I want to feel free to acknowledge every part of my humanity. I want to feel free to be human and to rest in the fact that I will never be Christ. If I think I can be perfect, why would I need to rely on Jesus’ perfection?
Why have we been conditioned by the church to be ashamed of our fears and doubts and struggles? We feel like we have to suppress normal human emotions and avoid any confusion or ambiguity. What this ends up looking like is a load of broken people acting really arrogant about stuff they’re actually quite unsure about.
There’s so much we don’t know. We have finite knowledge and wisdom, and we get it wrong so much of the time. That’s just a part of being human. You can be uncertain of your own knowledge yet still be sure of God, but so many Christians mistakenly think that you can’t do those two things at the same time.
The fact that there are teachings in the church that say it’s your fault if you’re struggling or even if you’re sick is quite unsettling. As if Jesus hasn’t blatantly told us that we’ll face hardships and trials in this life. As if our struggles say something bad about us, when in reality they can do the opposite. If everything is going well for us, we have to ask if we’re doing something wrong.
When you look at the world, is the main problem of most non-Christians that they embrace their humanity too much, or that they try to run away from it? Honestly, I think it’s the latter. People run from their struggles and emotions. They suppress their deepest desires and numb themselves to their pain. I don’t see people who are too alive. Rather, I see people who are only half alive, never truly living life to the full. Wouldn’t it be ridiculous for those of us who claim to be spiritually alive to become guilty of this same thing?
As Christians, we shouldn’t run from our deepest desires and questions and doubts. We should bring it all to Christ and believe that He’s big enough to handle it all. We don’t have to suppress what’s going on inside of us because we don’t have to deal with it all by ourselves or rely solely on other broken humans to help us through it.
Following Jesus should make us feel fully alive and fully human, not less alive and less human.
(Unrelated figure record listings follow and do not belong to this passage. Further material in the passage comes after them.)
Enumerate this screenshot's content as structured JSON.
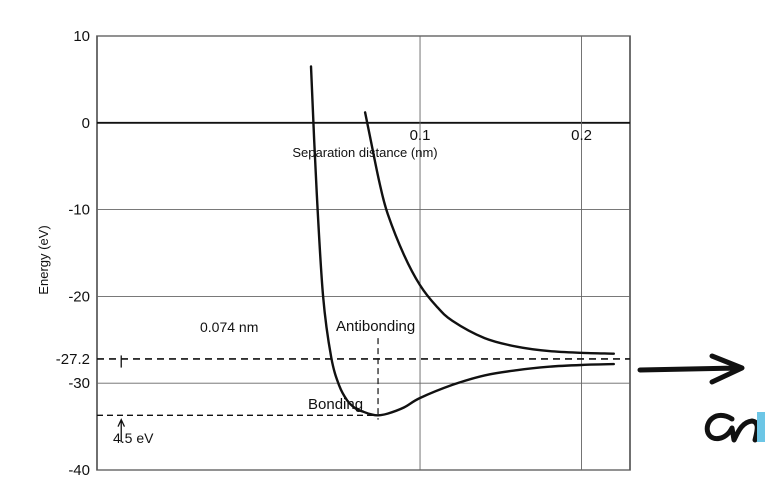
{
  "chart_data": {
    "type": "line",
    "title": "",
    "xlabel": "Separation distance (nm)",
    "ylabel": "Energy (eV)",
    "xlim": [
      -0.1,
      0.23
    ],
    "ylim": [
      -40,
      10
    ],
    "x_ticks": [
      {
        "value": 0.1,
        "label": "0.1"
      },
      {
        "value": 0.2,
        "label": "0.2"
      }
    ],
    "y_ticks": [
      {
        "value": 10,
        "label": "10"
      },
      {
        "value": 0,
        "label": "0"
      },
      {
        "value": -10,
        "label": "-10"
      },
      {
        "value": -20,
        "label": "-20"
      },
      {
        "value": -27.2,
        "label": "-27.2"
      },
      {
        "value": -30,
        "label": "-30"
      },
      {
        "value": -40,
        "label": "-40"
      }
    ],
    "grid": true,
    "series": [
      {
        "name": "Bonding",
        "x": [
          0.0325,
          0.036,
          0.04,
          0.045,
          0.05,
          0.055,
          0.06,
          0.065,
          0.07,
          0.074,
          0.08,
          0.09,
          0.1,
          0.12,
          0.14,
          0.16,
          0.18,
          0.2,
          0.22
        ],
        "y": [
          6.5,
          -8,
          -20,
          -27,
          -30.3,
          -32,
          -32.9,
          -33.3,
          -33.6,
          -33.7,
          -33.5,
          -32.8,
          -31.7,
          -30.2,
          -29.1,
          -28.5,
          -28.1,
          -27.9,
          -27.8
        ]
      },
      {
        "name": "Antibonding",
        "x": [
          0.066,
          0.07,
          0.075,
          0.08,
          0.09,
          0.1,
          0.11,
          0.12,
          0.14,
          0.16,
          0.18,
          0.2,
          0.22
        ],
        "y": [
          1.2,
          -2.5,
          -7,
          -10.5,
          -15.2,
          -18.7,
          -21.1,
          -22.8,
          -24.8,
          -25.8,
          -26.3,
          -26.5,
          -26.6
        ]
      }
    ],
    "reference_lines": [
      {
        "y": -27.2
      },
      {
        "y": -33.7
      }
    ],
    "annotations": [
      {
        "label": "0.074 nm",
        "x": 0.074
      },
      {
        "label": "4.5 eV"
      },
      {
        "label": "Antibonding"
      },
      {
        "label": "Bonding"
      }
    ]
  }
}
And it should make us feel even more like our true selves, not less. Being a Christian shouldn’t be this wishy-washy, one-size-fits-all experience in which we willingly submit to brainwashing and coercion and intellectual suicide. God doesn’t want mindless clones. We shouldn’t pursue a one-dimensional existence, scared to truly experience life in all its facets.
To be human means to struggle. To question. To doubt. To feel lost. To think freely. To have flaws, and lots of them. To be uncertain.
Life is uncertain. The human condition is uncertain. What so many Christians try to do is find certainty in everything, but that’s just not reality. We have to find peace in ambiguity, because ambiguity isn’t going to end until we die. Now we only know in part, but one day we’ll know fully.
I want my uncertainty and my humanity to cause me to run to Christ rather than away from Him. I want to experience life fully and never suppress the storm inside of me. It’s never too much for Him.